With somewhat older antidepressants, such as fluoxetine (Prozac), several different manufacturers make the generic antidepressants, each using different non-active ingredients. Thus, each generic brand may have slightly different effects.

“In general, generics have been as effective as brand-name antidepressants. And they’re less expensive, so it makes sense to use them,” says Alpert “But,” he adds, “the differences for a given individual might be enough to throw off that individual’s response or to cause additional side effects.”

Gabrielle Melin, MD, a psychiatrist at the Mayo Clinic in Minnesota, agrees.

“In my experience it’s a minority, but if someone says, ‘I switched to generic citalopram and went downhill,’ I’m going to pay attention. I’ll consider other factors that may have brought back the symptoms. But if the patient can afford the brand name, we may switch back, or we may try some other medication. It depends on the patient.”

Sometimes, therapists say, it’s just a matter of adjusting the dose. The same patient who did well on 20 micrograms of Celexa might need, say, 30 or 40 milligrams of the generic citalopram to get the same effect.

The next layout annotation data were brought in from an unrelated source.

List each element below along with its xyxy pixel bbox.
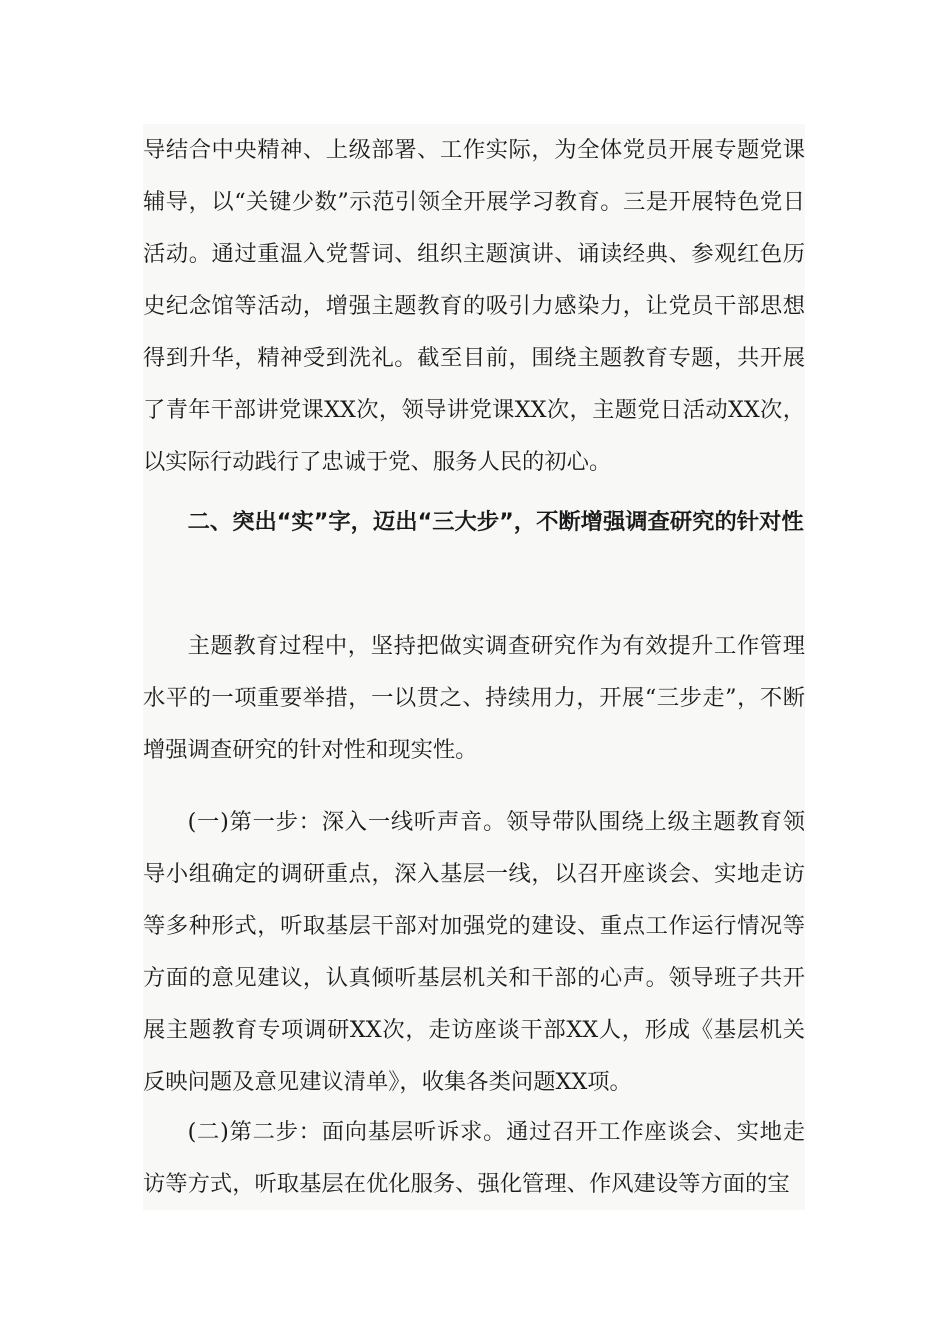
section-heading: 二、突出“实”字，迈出“三大步”，不断增强调查研究的针对性 bbox=[187, 509, 804, 535]
paragraph-step-two: (二)第二步：面向基层听诉求。通过召开工作座谈会、实地走访等方式，听取基层在优化服务、强化管理、作风建设等方面的宝 bbox=[143, 1119, 805, 1197]
paragraph-step-one: (一)第一步：深入一线听声音。领导带队围绕上级主题教育领导小组确定的调研重点，深入基层一线，以召开座谈会、实地走访等多种形式，听取基层干部对加强党的建设、重点工作运行情况等方面的意见建议，认真倾听基层机关和干部的心声。领导班子共开展主题教育专项调研XX次，走访座谈干部XX人，形成《基层机关反映问题及意见建议清单》，收集各类问题XX项。 bbox=[143, 809, 805, 1095]
paragraph-continuation: 导结合中央精神、上级部署、工作实际，为全体党员开展专题党课辅导，以“关键少数”示范引领全开展学习教育。三是开展特色党日活动。通过重温入党誓词、组织主题演讲、诵读经典、参观红色历史纪念馆等活动，增强主题教育的吸引力感染力，让党员干部思想得到升华，精神受到洗礼。截至目前，围绕主题教育专题，共开展了青年干部讲党课XX次，领导讲党课XX次，主题党日活动XX次，以实际行动践行了忠诚于党、服务人民的初心。 bbox=[143, 137, 805, 475]
text-block bbox=[143, 124, 805, 1210]
paragraph-intro: 主题教育过程中，坚持把做实调查研究作为有效提升工作管理水平的一项重要举措，一以贯之、持续用力，开展“三步走”，不断增强调查研究的针对性和现实性。 bbox=[143, 633, 805, 763]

Psychiatrists have little data to work with when making decisions about the use of generics, largely because there is not a great deal of research on their use. The companies that make them have no interest in paying for dose-comparing clinical trials. Neither do the makers of the brand-name drugs that the generics replace, says Bradley Gaynes, MD, MPH, a psychiatrist and professor of psychiatry at the University of North Carolina, Chapel Hill.

“It’s the kind of thing that the National Institutes of Health might want to study, but they are usually interested in what’s the best new thing,” says Gaynes. “Pharmaceutical companies aren’t likely to fund a study unless they are confident their drug will do better.”

The bottom line is, in general, generic antidepressants are safe and effective. But as with any medicine, it’s important to keep track of how it affects you and discuss any concerns about it with your doctor.